TOM MENOR

Porque há muitos anos não se viam, foi mesmo uma festa quando se encontraram. Andavam pela rua da metrópole, cidade que separa amigos no tempo, e ambos até se assustaram quando se reconheceram de imediato. Os dois bem mais velhos, claro; mas Junior é quem tinha o ar mais cansado. Junior, o cantor da turma, apaixonado por música. O moleque que conquistava as meninas da escola cantando para elas as músicas num inglês inventado.

Agora estava ali, o Junior, magro como sempre fora, camisa comportada para dentro das calças, os cabelos raros e brancos – e cansado.
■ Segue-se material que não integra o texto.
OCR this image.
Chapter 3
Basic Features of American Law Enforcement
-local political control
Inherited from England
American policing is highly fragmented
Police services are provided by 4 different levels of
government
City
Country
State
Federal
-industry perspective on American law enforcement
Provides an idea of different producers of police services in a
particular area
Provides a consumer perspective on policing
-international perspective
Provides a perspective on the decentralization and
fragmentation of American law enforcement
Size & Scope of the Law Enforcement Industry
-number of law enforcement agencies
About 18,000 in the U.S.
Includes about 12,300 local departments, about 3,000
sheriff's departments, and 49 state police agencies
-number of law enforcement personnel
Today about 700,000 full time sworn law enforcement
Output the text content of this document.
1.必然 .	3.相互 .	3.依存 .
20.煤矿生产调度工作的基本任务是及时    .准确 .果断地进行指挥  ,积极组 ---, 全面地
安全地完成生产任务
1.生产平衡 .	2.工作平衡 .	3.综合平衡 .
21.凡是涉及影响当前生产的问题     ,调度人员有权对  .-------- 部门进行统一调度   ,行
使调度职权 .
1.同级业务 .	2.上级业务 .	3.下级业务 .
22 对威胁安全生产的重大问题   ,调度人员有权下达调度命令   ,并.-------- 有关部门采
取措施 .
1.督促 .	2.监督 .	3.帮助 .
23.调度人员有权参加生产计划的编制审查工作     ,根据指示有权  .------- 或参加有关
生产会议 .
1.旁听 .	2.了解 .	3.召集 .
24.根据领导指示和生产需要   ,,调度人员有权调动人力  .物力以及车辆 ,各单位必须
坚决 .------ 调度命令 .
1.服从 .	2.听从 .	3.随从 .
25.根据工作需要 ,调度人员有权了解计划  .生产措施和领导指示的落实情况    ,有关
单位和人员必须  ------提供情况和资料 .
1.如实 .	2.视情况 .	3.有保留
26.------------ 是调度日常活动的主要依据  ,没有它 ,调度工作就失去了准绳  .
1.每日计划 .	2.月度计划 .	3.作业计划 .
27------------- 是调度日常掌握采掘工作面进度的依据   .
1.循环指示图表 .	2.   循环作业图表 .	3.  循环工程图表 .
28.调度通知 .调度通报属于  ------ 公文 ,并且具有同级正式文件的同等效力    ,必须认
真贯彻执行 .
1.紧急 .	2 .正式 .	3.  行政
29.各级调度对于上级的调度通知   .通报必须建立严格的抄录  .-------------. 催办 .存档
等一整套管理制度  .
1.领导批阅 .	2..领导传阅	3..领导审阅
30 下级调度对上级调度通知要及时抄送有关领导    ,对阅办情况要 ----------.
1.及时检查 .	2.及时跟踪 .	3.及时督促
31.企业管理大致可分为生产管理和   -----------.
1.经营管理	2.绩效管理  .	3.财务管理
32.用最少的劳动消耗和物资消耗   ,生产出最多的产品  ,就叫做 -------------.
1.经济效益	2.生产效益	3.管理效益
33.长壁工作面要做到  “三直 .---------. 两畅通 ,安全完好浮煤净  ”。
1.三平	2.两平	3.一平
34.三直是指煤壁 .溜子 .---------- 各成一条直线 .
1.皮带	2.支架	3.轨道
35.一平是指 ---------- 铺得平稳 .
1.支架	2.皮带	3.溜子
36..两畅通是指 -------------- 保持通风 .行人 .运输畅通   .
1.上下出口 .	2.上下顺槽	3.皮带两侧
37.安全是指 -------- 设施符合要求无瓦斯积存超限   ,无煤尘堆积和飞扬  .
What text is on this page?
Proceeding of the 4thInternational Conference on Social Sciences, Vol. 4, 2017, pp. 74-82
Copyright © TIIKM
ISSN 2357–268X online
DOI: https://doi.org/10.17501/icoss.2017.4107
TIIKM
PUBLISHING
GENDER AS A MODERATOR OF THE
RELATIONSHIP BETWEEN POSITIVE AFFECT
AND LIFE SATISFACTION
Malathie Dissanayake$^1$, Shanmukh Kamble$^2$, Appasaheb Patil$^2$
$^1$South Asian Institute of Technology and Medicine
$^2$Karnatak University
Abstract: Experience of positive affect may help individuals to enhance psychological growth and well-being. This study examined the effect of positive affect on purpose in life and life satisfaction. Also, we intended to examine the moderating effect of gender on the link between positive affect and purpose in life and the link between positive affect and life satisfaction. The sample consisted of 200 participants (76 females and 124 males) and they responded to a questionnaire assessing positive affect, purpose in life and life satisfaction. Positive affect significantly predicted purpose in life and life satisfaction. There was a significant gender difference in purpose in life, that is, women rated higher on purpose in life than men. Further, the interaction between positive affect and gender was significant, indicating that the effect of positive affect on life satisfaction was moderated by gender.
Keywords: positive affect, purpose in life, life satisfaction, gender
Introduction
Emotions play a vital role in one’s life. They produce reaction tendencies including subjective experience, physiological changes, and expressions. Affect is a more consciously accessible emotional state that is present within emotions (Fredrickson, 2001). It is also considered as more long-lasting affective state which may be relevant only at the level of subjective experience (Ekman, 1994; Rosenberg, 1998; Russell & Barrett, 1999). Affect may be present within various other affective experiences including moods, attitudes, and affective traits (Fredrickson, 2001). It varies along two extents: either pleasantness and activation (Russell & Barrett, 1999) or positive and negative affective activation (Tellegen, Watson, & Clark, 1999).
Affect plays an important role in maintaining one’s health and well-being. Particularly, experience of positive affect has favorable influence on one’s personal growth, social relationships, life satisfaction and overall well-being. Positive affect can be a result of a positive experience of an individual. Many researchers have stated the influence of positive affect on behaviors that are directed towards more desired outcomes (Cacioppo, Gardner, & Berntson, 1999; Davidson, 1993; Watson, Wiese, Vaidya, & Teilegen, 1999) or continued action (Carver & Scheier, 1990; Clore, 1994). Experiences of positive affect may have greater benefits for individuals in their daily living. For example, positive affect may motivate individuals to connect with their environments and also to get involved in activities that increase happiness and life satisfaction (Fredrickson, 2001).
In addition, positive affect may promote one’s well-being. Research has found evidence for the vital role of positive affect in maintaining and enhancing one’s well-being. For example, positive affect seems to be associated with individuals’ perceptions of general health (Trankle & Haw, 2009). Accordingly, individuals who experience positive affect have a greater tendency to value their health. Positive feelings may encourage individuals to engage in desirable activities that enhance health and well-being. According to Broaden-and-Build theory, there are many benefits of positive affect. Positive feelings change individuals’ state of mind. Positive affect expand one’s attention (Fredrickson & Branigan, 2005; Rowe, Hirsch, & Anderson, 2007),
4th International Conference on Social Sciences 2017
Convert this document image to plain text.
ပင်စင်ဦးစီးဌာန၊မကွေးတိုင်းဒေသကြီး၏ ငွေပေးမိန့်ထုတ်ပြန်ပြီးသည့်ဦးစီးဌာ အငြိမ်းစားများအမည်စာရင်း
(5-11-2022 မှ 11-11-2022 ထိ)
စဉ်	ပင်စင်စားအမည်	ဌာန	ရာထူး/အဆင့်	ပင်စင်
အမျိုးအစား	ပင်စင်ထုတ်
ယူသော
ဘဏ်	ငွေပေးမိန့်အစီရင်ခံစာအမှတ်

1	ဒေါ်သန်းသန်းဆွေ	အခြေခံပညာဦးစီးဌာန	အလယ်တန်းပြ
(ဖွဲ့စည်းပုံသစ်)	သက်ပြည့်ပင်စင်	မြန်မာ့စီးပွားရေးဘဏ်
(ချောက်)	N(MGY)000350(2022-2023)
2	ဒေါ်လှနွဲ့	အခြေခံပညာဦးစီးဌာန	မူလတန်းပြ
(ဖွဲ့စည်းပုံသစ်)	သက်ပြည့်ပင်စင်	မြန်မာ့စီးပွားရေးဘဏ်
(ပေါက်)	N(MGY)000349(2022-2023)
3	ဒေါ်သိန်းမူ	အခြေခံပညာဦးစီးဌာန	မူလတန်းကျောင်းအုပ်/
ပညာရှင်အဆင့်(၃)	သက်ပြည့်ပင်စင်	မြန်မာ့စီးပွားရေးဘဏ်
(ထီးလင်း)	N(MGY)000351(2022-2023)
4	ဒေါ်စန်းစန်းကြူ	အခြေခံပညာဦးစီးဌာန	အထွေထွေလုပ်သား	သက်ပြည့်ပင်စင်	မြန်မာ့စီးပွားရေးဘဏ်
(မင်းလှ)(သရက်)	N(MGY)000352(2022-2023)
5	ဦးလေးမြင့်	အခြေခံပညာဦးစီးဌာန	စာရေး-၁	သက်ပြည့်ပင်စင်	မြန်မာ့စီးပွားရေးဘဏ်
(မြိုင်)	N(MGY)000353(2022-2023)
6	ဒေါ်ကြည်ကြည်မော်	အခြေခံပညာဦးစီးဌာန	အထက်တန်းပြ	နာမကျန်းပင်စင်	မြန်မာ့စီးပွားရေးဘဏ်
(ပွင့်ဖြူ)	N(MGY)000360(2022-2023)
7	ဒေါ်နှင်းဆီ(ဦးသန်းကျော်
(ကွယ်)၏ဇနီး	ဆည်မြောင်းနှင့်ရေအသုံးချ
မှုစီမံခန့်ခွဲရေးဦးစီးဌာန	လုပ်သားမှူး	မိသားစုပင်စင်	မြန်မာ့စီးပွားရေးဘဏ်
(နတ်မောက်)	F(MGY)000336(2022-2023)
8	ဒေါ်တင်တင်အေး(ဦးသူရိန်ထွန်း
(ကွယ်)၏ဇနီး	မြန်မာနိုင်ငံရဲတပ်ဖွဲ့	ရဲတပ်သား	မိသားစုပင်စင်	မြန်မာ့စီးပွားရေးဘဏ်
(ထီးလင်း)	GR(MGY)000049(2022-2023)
E uns olhos tristes.

“Rapaz, há quanto tempo!” – disse o outro – “E que surpresa!” – batendo nos ombros de Junior – “E o que é que andas fazendo?”

Junior disse que trabalhava no departamento de recursos humanos de uma empresa. Há mais de dez anos estava lá – era o chefe.

“E a música?” – perguntou o outro.

“Parei. Faz tempo” – respondeu Junior. – “Não dava.”

E contou que tivera possibilidade, mas não seguira adiante. Meia dúzia de shows em barzinhos, a viagem marcada para São Paulo, o teste na gravadora, a grande chance.

“Mas não fui. Na hora, tive medo. A insegurança, sabe?”

O outro não sabia – a música era a paixão de Junior, sempre cantando no meio da aula. E com os olhos alegres.

“Mas não me arrependo, não me arrependo. Se eu tivesse ido, podia até ter dado certo. Mas também podia ter dado muito errado. Quantos a gente vê que se perdem no caminho? Por isso, não arrisquei.” – a voz quebrada - “E agora tenho o meu emprego, a segurança, minha casa, um carrinho, os dois filhos em escola particular. Não me arrependo, não me arrependo...” – repetia ele, como se precisasse se convencer.

Depois olhou para o amigo reencontrado após todos estes anos e comentou:

“E ainda canto na festa de fim de ano da empresa.”

Mas a voz de Junior - o outro subitamente se dera conta - já não era a mesma. Havia uma quebra dentro dela, algo difícil de explicar.